Is there a difference between what you want and 
what Tim proposed? I don't really see how Tim's
interfaces confuse the head and "iterator".
But very possibly, I don't understand what
you mean by "iterator" here.
 
> > 
> > GNode*   g_node_insert_before   (GNode            *parent,
> >                                  GNode            *sibling,
> >                                  GNode            *node);
> > 
> > for GList and GSList this would pretty much be:
> > 
> > GSList* g_slist_insert_before        (GSList        *slist,
> >                                       GSList        *sibling,
> >                                       gpointer       data);
> > GList*  g_list_insert_before         (GList         *list,
> >                                       GList         *sibling,
> >                                       gpointer       data);
> > GSList* g_slist_insert_link_before   (GSList        *slist,
> >                                       GSList        *sibling,
> >                                       GSList        *new_node);
> > GList*  g_list_insert_link_before    (GList         *list,
> >                                       GList         *sibling,
> >                                       GList         *new_node);
> 
> Renamed as such.  The name _link was added because of the 
> function named remove_link.  STL uses seperate words for the 
> concepts (erase and remove) so I was trying to follow the convention
> of glib as I read it.
> 
> > also, changing the implementation of the existing insertion functions
> > in terms of the new sibling-relative-insertion variants is not neccessary,
> > this just imposes an extra function indirection (performance impact)
> > and the existing implementation are probably better optimized for the
> > specific cases (i did actually go through the implementations in Dec 97
> > to optimize them as much as possible).
> 
> Well, I am not sure that is the impact of the changes.  The
> code certianly became cleaner and cases folded on top, but I
> will let you judge for yourself.  It is certianly not necessary
> to fold the other cases in.

If I was writing the code in an app, I would certainly
make other calls wrappers for g_[s]list_insert_[before/after]. 
For GLib, it's more of a close call, since it is code that needs
only to be written once, and performance is a big factor for GTK+.

But for cases where the difference is _only_ the extra
function call overhead, then I think we should fold
the calls.
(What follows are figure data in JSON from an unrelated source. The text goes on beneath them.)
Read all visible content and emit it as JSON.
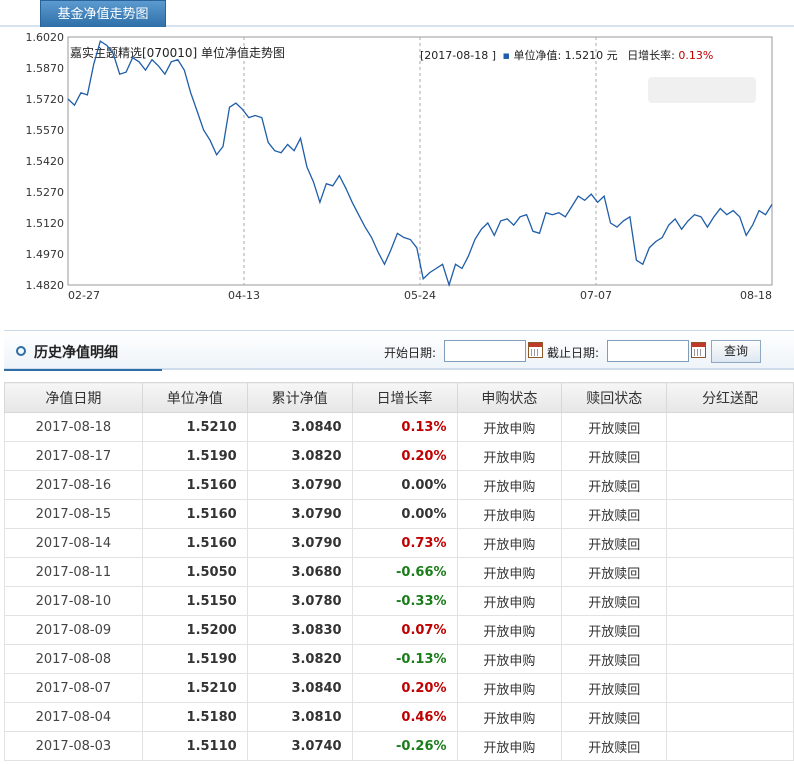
{
  "tab": {
    "label": "基金净值走势图"
  },
  "chart": {
    "title": "嘉实主题精选[070010] 单位净值走势图",
    "info_prefix": "[2017-08-18 ]",
    "info_series": "单位净值: 1.5210 元",
    "info_change_label": "日增长率:",
    "info_change_value": "0.13%",
    "colors": {
      "line": "#1f5da8",
      "up": "#c00000",
      "grid": "#bdbdbd"
    }
  },
  "chart_data": {
    "type": "line",
    "ylim": [
      1.482,
      1.602
    ],
    "yticks": [
      "1.6020",
      "1.5870",
      "1.5720",
      "1.5570",
      "1.5420",
      "1.5270",
      "1.5120",
      "1.4970",
      "1.4820"
    ],
    "xticks": [
      "02-27",
      "04-13",
      "05-24",
      "07-07",
      "08-18"
    ],
    "grid": "dashed vertical",
    "series": [
      {
        "values": [
          1.572,
          1.569,
          1.575,
          1.574,
          1.589,
          1.6,
          1.598,
          1.594,
          1.584,
          1.585,
          1.592,
          1.59,
          1.586,
          1.591,
          1.588,
          1.584,
          1.59,
          1.591,
          1.586,
          1.575,
          1.566,
          1.557,
          1.552,
          1.545,
          1.549,
          1.568,
          1.57,
          1.567,
          1.563,
          1.564,
          1.563,
          1.551,
          1.547,
          1.546,
          1.55,
          1.547,
          1.553,
          1.539,
          1.532,
          1.522,
          1.531,
          1.53,
          1.535,
          1.529,
          1.522,
          1.516,
          1.51,
          1.505,
          1.498,
          1.492,
          1.499,
          1.507,
          1.505,
          1.504,
          1.5,
          1.485,
          1.488,
          1.49,
          1.492,
          1.482,
          1.492,
          1.49,
          1.496,
          1.504,
          1.509,
          1.512,
          1.506,
          1.513,
          1.514,
          1.511,
          1.515,
          1.516,
          1.508,
          1.507,
          1.517,
          1.516,
          1.517,
          1.515,
          1.52,
          1.525,
          1.523,
          1.526,
          1.522,
          1.525,
          1.512,
          1.51,
          1.513,
          1.515,
          1.494,
          1.492,
          1.5,
          1.503,
          1.505,
          1.511,
          1.514,
          1.509,
          1.513,
          1.516,
          1.515,
          1.51,
          1.515,
          1.519,
          1.516,
          1.518,
          1.515,
          1.506,
          1.511,
          1.518,
          1.516,
          1.521
        ]
      }
    ]
  },
  "history": {
    "title": "历史净值明细",
    "start_label": "开始日期:",
    "end_label": "截止日期:",
    "start_value": "",
    "end_value": "",
    "query_label": "查询"
  },
  "table": {
    "headers": [
      "净值日期",
      "单位净值",
      "累计净值",
      "日增长率",
      "申购状态",
      "赎回状态",
      "分红送配"
    ],
    "rows": [
      [
        "2017-08-18",
        "1.5210",
        "3.0840",
        "0.13%",
        "开放申购",
        "开放赎回",
        ""
      ],
      [
        "2017-08-17",
        "1.5190",
        "3.0820",
        "0.20%",
        "开放申购",
        "开放赎回",
        ""
      ],
      [
        "2017-08-16",
        "1.5160",
        "3.0790",
        "0.00%",
        "开放申购",
        "开放赎回",
        ""
      ],
      [
        "2017-08-15",
        "1.5160",
        "3.0790",
        "0.00%",
        "开放申购",
        "开放赎回",
        ""
      ],
      [
        "2017-08-14",
        "1.5160",
        "3.0790",
        "0.73%",
        "开放申购",
        "开放赎回",
        ""
      ],
      [
        "2017-08-11",
        "1.5050",
        "3.0680",
        "-0.66%",
        "开放申购",
        "开放赎回",
        ""
      ],
      [
        "2017-08-10",
        "1.5150",
        "3.0780",
        "-0.33%",
        "开放申购",
        "开放赎回",
        ""
      ],
      [
        "2017-08-09",
        "1.5200",
        "3.0830",
        "0.07%",
        "开放申购",
        "开放赎回",
        ""
      ],
      [
        "2017-08-08",
        "1.5190",
        "3.0820",
        "-0.13%",
        "开放申购",
        "开放赎回",
        ""
      ],
      [
        "2017-08-07",
        "1.5210",
        "3.0840",
        "0.20%",
        "开放申购",
        "开放赎回",
        ""
      ],
      [
        "2017-08-04",
        "1.5180",
        "3.0810",
        "0.46%",
        "开放申购",
        "开放赎回",
        ""
      ],
      [
        "2017-08-03",
        "1.5110",
        "3.0740",
        "-0.26%",
        "开放申购",
        "开放赎回",
        ""
      ]
    ]
  }
}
In fact, if function call overhead is a big concern, 
we could always make a statically inline _g_list_insert_before
and make everything call that. [ That does assume
that the function isn't complex enough to prevent
it from being inlined. ]
 
> > FYI, i have appended implementations of g_slist_insert_before() and
> > g_list_insert_before() to this mail, they can easily be adapted for the
> > insert_link case. you can also find them in the beast module in
> > beast/bse/glib-extra.c, i intend to merge most of that stuff after more
> > thorough testing and optimization into glib HEAD.
> 
> Mine was exactly the same as what you included below optimized
> for code size. (differed only on case of tail insertion where
> tracing through list dominates over checks.)
> 
> Since you were already adding the functionality that I was
> feel free to use either version.  I would also
> pefer having both a before and after version as it 
> simplifies list wrapping.  
> 
> (ie.  I can do this
> 
>   GList *list,*last;
> 
>   ...
>  
>   list = g_list_insert_after (list, last=g_list_last(list), data);
>   /* do something with last like make more insertions */
>   
> which is what the patch was for.  Without it the same concept 
> ends up written as 
> 
>   GList *list,*last;
> 
>   last=g_list_last(list);
>   if (last == list) 
>     list=g_list_append (list, data);
>   else
>     g_list_append (last, data);
> 
> Which is less clear and multicase for what should be a simple
> action (insert to end of list).

With the insert_before() as Tim coded it, you can do:

 last = g_list_last(list);
 list = g_list_insert_before (list, last->next, data);

Because the code takes

  insert_before(NULL) => append.

Admittedly, the above looks confusingly like buggy code
to the casual reader, and I'd be tempted to put
a insert_after() in for that reason.